Are MMTers looking seriously at Austrian economics? No. Are Austrians looking seriously at PKE? No. Are either looking seriously at neoclassical econ? Not a chance.
Good economics is better than bad economics--no one would argue wth that. But trusims are not useful in practice, and things that are useful in practice is precisely what's needed.
vimothy, did you see J K Galbraith's Who are these economists anyway? He shows who predicted it and how closely. Godley was closest to the target and provided a clear rationale. For some of the others, it was "a broken clock is right twice a day."
I read Galbraith's paper. I didn't think that he was particularly fair: the set of people who "got it right" look suspicously like the set of people who are friends and allies of Professer Galbriath.
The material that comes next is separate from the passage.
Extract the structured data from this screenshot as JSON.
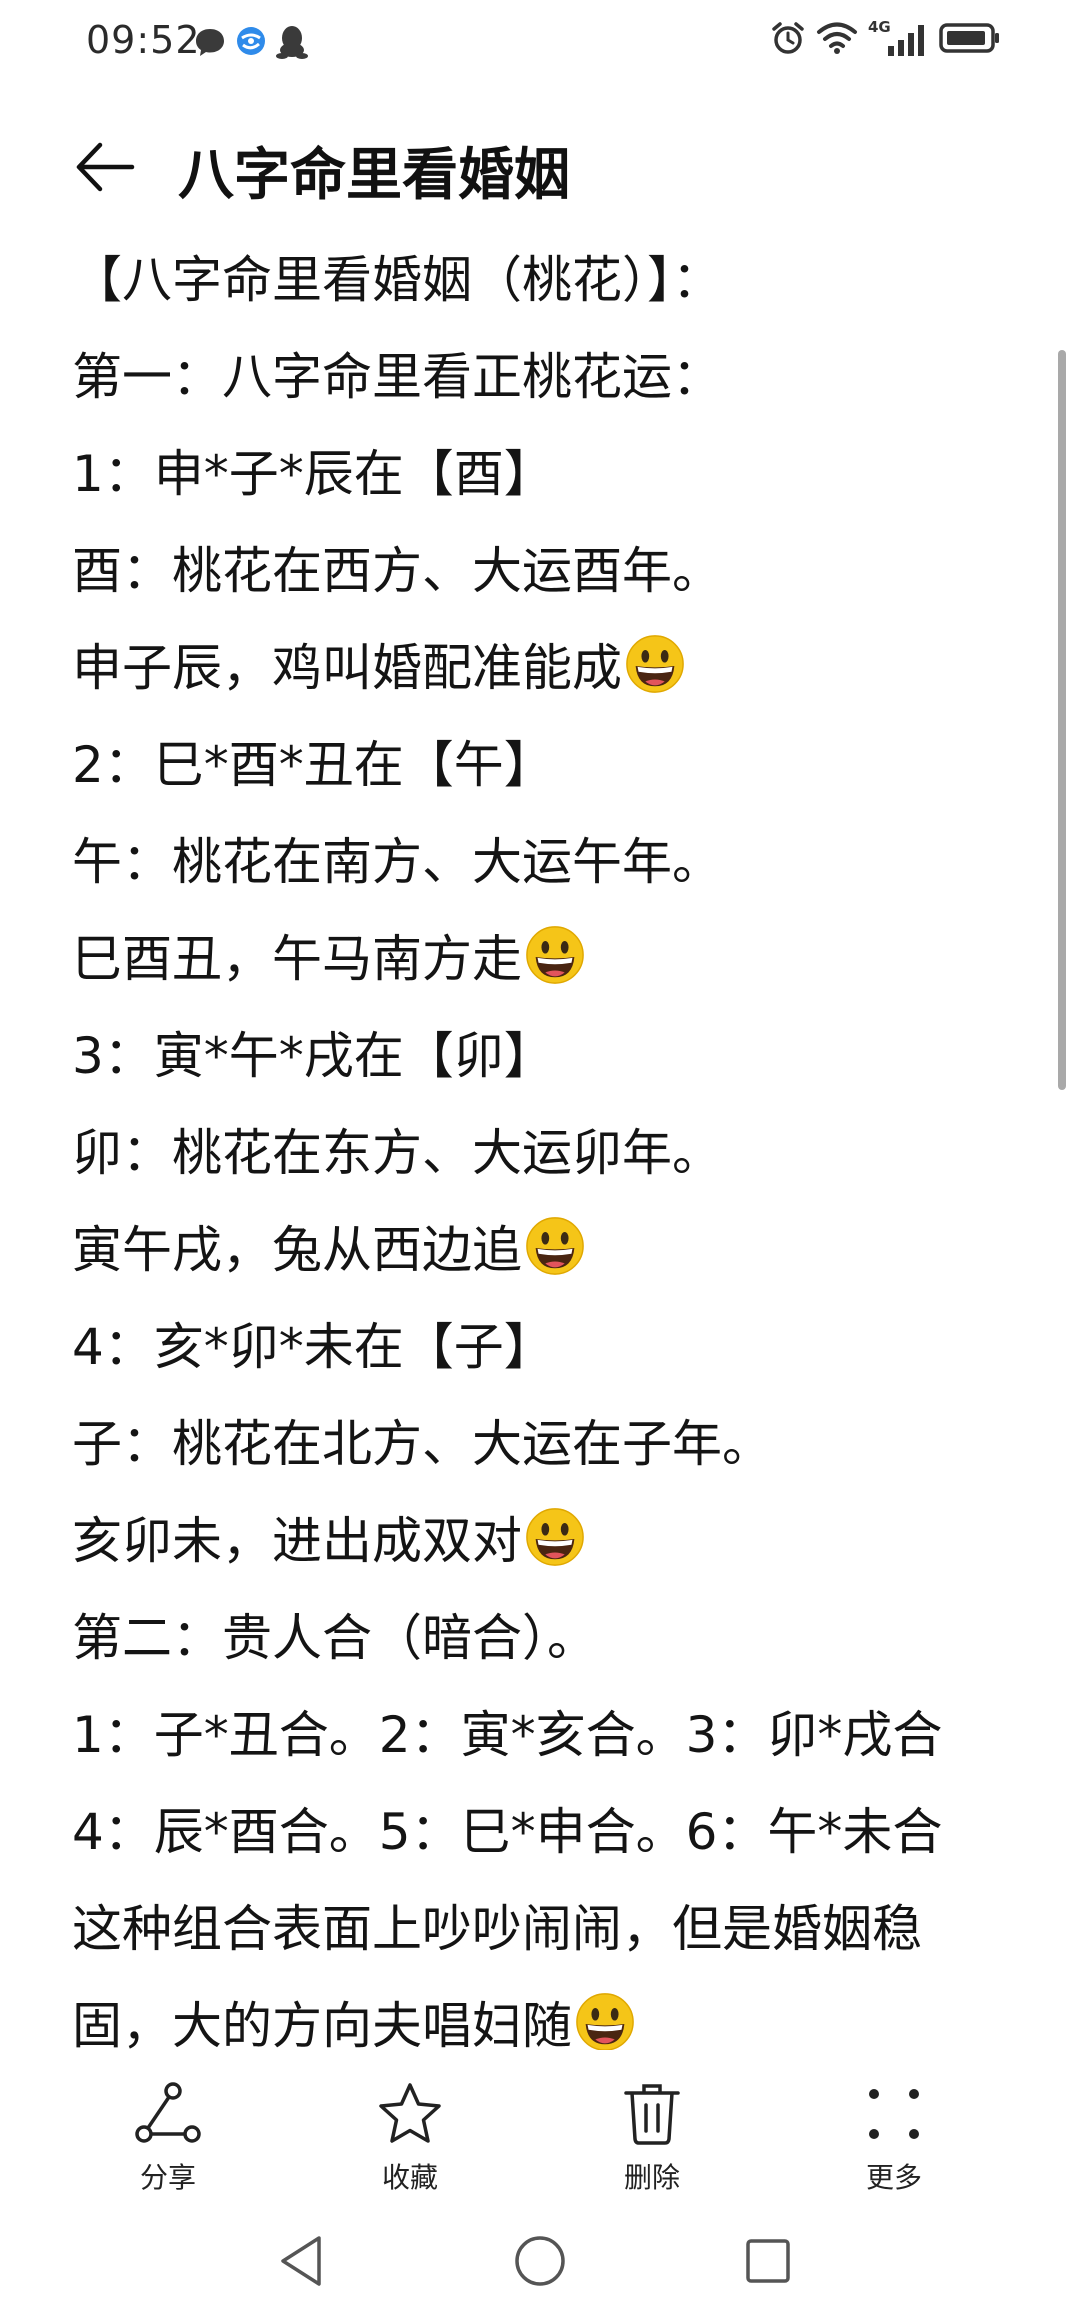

Bezemer's paper was much more balanced. Even he didn't get everyone. For example, I used to read a guy called Doug Nolan who charted the whole thing from years back. He's basically an Austrian who's a bit obssessed with credit markets.
Noland, that should read.
I used to read Noland until I realized he is another nut case who doesn't understand the difference between sovereign and private credit/debt.
Dirk Bezemer is very good. He is pretty much on the same page as MMT.
BTW, vimothy, another reason I keep mentioning Godley Wren-Lewis is that Godley is probably the least controversial. I really would like see Wren-Lewis do some research and respond. That would get the ball in play.
I admit that I'd be interested to see what Wren-Lewis thinks of Godley's approach.